J’installe les chaises, je pousse les papiers. Dans cette époque ou l’informatique fait loi, et ou on se fout de notre gueule pour notre vitesse de frappe, je préfère encore sortir un carnet pour prendre des notes que de me laisser avoir par le ridicule.
Il est devant la porte. D’un geste je lui fais signe d’entrer.
- Inspecteur Martigan, vous êtes la pour l’affaire Effar ?
Il me tend la main, un sourire bref. Une légère hésitation.
- Hugo Castel, j’étais le confesseur de Yolande.
Je reste silencieux. En général, c’est plutôt difficile de faire parler un prêtre, secret de la confession et tout ce qui va derrière. Il me tend un papier, c’est une lettre. Je commence à la parcourir en lui désignant la chaise devant moi. Apres ma lecture, je commence à comprendre.
- Elle a été postée ce matin.
- Et je suppose que les « relations contraire à votre fonction » concernent Mme Effar ?
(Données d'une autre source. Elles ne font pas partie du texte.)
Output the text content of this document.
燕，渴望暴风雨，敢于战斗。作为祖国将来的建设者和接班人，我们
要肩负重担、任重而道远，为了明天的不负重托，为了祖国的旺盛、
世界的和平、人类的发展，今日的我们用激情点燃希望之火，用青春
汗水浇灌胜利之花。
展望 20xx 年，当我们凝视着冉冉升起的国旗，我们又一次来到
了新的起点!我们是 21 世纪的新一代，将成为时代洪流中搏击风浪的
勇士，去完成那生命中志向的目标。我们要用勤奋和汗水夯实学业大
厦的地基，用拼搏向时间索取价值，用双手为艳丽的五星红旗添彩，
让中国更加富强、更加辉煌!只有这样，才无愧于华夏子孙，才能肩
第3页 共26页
Je me demande ce que j’espère de cet entretien. J’avais apporté la lettre, peut être plus parlante sur certains points que ce que j’aurais pu dire. Mais là, l’Inspecteur me surprenait. Pas une once de surprise. Il me regarde, et ne parait même pas étonné. Comme si c’était tout ce qu’il y avait de plus normal. Comme si le fait que je me sois éloigné de Dieu, de ma fonction, que je sois parjure avec mon serment, était naturel, dans l’ordre des choses. Je crois que notre communication silencieuse le dérange, comme elle me dérange, il cherche le dialogue verbal, pour entendre ce qu’il sait déjà. Et je ne suis pas sur de pouvoir prononcer les mots qu’il veut entendre. Je m’assois. Et je le regarde. J’attends la question fatidique, elle tombe. Et je sais qu’à cet instant, je scelle quelque chose à nouveau, tout comme quand j’ai rédigé et posté la lettre ce matin. Je concrétise, je rends tangible mes craintes, mes doutes. Je dépose ma Foi, pour aller vers des chemins que je ne connais plus. J’ai peur, peur pour moi, peur de moi, peur de ce que je sais d’elle, ce qui a échappé au reste du monde. Et j’ai peur aussi, car je vais devoir partager tout cela. Parce que je n’ai plus le choix. Parce que l’échange profond que j’ai eu avec elle de son vivant, ne peut pas en rester là. Parce que parler avec cet inspecteur va faire revivre quelques instant Yolande, ses angoisses et sa perception du monde. Et le « nous » qu’il n’y aurait jamais du avoir.
Je m’entends prononcer le oui. La discussion risque de durer longtemps.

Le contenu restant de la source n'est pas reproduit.